Thank you, come again !


----------



## nbjeter3 (Aug 19, 2010)

Hey Blackhat, As an IT professional with several years of experience in server rooms, Let me be the first to say GOD NO, that is not normal. There should be support rails on each side of the server holding it up. It should also be mounted in a four post rack not a two post. Two post racks are for switch's KVM's Routers, and patch panels, things that do not have any major depth to them and therefore can be supported but simple rack mounting hardware. Whoever put that server in that rack should NEVER be allowed anywhere near a server room.


----------



## nbjeter3 (Aug 19, 2010)

Oh and to Windowstracer.. exactly what are you on?


----------



## BlackHatJack (Sep 18, 2010)

He's learning English, I suspect.

Thank you very much for this valuable information. I get the point 2-post vs. 4-post completely. I'm contracted via a company that services the warranty for the hardware that was installed.

Can you imagine that whole rack hanging by 4 screws in the front? It took me a while to figure out how crazy it was.

Should I tell anyone? The end-user, the warranty service company?


----------



## nbjeter3 (Aug 19, 2010)

Ahh I understand now about the Strange message.. 

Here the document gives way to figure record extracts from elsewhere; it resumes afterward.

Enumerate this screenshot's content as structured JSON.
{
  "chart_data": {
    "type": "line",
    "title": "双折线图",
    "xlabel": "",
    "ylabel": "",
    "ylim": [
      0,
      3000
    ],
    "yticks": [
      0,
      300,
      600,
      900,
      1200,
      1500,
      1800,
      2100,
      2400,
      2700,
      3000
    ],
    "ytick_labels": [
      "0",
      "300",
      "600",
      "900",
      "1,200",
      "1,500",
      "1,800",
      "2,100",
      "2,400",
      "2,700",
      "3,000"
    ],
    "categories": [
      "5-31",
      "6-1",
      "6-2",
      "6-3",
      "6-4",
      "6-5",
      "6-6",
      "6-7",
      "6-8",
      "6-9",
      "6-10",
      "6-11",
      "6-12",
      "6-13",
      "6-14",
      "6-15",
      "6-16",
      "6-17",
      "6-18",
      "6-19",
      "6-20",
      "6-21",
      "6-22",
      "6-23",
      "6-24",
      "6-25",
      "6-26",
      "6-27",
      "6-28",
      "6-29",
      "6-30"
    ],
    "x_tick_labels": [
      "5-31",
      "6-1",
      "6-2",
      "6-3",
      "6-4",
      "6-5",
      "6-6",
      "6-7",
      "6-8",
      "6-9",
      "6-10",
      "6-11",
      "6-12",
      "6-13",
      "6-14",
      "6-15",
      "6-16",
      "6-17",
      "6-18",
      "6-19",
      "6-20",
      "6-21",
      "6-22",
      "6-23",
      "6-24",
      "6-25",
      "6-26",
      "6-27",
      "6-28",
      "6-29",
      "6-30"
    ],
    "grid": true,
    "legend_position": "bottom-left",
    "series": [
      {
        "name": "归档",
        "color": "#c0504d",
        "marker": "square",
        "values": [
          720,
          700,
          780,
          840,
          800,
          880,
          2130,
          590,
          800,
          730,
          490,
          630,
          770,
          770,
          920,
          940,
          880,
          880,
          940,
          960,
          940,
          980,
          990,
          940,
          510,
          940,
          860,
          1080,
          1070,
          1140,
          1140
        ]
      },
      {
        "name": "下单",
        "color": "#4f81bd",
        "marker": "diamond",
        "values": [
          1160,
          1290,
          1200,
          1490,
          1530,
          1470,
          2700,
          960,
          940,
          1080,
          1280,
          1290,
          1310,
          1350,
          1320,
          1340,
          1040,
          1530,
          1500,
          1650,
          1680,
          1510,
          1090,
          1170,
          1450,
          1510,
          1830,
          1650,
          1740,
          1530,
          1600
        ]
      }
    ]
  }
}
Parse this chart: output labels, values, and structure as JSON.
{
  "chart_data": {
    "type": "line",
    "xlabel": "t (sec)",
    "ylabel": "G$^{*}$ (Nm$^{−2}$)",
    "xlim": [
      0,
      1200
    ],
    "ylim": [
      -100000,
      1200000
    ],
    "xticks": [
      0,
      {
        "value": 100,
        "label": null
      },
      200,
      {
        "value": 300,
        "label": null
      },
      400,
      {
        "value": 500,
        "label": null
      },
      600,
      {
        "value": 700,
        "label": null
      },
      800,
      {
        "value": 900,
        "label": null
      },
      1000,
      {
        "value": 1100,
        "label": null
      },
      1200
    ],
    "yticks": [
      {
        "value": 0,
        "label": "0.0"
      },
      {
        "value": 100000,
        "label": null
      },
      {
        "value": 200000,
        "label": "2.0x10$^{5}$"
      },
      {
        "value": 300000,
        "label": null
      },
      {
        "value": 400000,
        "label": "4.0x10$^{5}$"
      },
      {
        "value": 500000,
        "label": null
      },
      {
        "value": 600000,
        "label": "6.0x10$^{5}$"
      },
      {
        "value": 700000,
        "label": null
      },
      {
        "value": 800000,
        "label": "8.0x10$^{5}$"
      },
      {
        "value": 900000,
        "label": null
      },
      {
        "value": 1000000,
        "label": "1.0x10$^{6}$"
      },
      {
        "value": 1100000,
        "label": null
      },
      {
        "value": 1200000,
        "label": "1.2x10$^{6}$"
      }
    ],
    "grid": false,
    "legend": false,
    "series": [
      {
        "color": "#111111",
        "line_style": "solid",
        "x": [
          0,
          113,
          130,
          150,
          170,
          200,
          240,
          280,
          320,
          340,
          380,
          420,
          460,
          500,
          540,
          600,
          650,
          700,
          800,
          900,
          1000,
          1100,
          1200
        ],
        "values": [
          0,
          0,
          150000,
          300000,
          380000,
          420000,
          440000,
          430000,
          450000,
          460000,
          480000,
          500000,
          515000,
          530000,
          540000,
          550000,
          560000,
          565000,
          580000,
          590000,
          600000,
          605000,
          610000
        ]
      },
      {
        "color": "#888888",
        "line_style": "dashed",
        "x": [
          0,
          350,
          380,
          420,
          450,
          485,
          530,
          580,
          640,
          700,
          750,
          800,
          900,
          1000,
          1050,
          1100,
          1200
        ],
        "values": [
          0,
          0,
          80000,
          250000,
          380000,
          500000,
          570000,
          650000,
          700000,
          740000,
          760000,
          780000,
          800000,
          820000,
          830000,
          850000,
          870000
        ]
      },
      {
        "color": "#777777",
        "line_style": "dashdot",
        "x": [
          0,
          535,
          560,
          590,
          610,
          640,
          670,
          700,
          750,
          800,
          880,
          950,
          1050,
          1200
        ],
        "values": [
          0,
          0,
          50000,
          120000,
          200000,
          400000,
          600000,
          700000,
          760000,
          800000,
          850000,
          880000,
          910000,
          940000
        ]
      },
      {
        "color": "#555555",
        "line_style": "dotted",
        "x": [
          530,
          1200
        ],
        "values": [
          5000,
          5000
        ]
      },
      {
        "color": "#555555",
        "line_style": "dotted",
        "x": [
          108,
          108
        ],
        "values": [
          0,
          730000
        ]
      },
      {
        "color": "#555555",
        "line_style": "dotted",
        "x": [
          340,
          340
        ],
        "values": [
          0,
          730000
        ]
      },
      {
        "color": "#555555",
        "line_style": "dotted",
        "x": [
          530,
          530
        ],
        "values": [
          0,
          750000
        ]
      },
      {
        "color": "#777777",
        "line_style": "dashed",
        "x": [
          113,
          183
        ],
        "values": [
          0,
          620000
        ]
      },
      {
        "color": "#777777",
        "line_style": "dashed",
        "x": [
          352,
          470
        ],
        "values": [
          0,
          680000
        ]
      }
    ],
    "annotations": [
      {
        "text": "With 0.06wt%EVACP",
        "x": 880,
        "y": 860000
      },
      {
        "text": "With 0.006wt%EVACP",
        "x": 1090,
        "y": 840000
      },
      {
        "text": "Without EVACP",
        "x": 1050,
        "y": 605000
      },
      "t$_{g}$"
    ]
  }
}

As far as, if you should tell anyone? I would. First I'd tell the owners, and inform them, that while it may not be doing damage now, the stresses on the case without any rails can lead to serious flexing, causing MAJOR Hardware failures and even data loss. Inform them that you will have to report the state of the mounting job, and that any damage that can be linked to improper rack mounting can and will lead to voided warranties and expensive service calls, as well as possibly having to purchase a replacement server. I would document the entire setup with pictures (mostly for CYA purposes) in case someone there tries to accuse the "last tech to come out" of not racking the server properly and causing the issues. Also inform them that not all servers take the same rails and that they should check with the manufacturer to get the proper set.


----------



## nbjeter3 (Aug 19, 2010)

oh and Yes turn the information in to you direct report supervisor and keep copies for yourself (Either Hard copies or email)


----------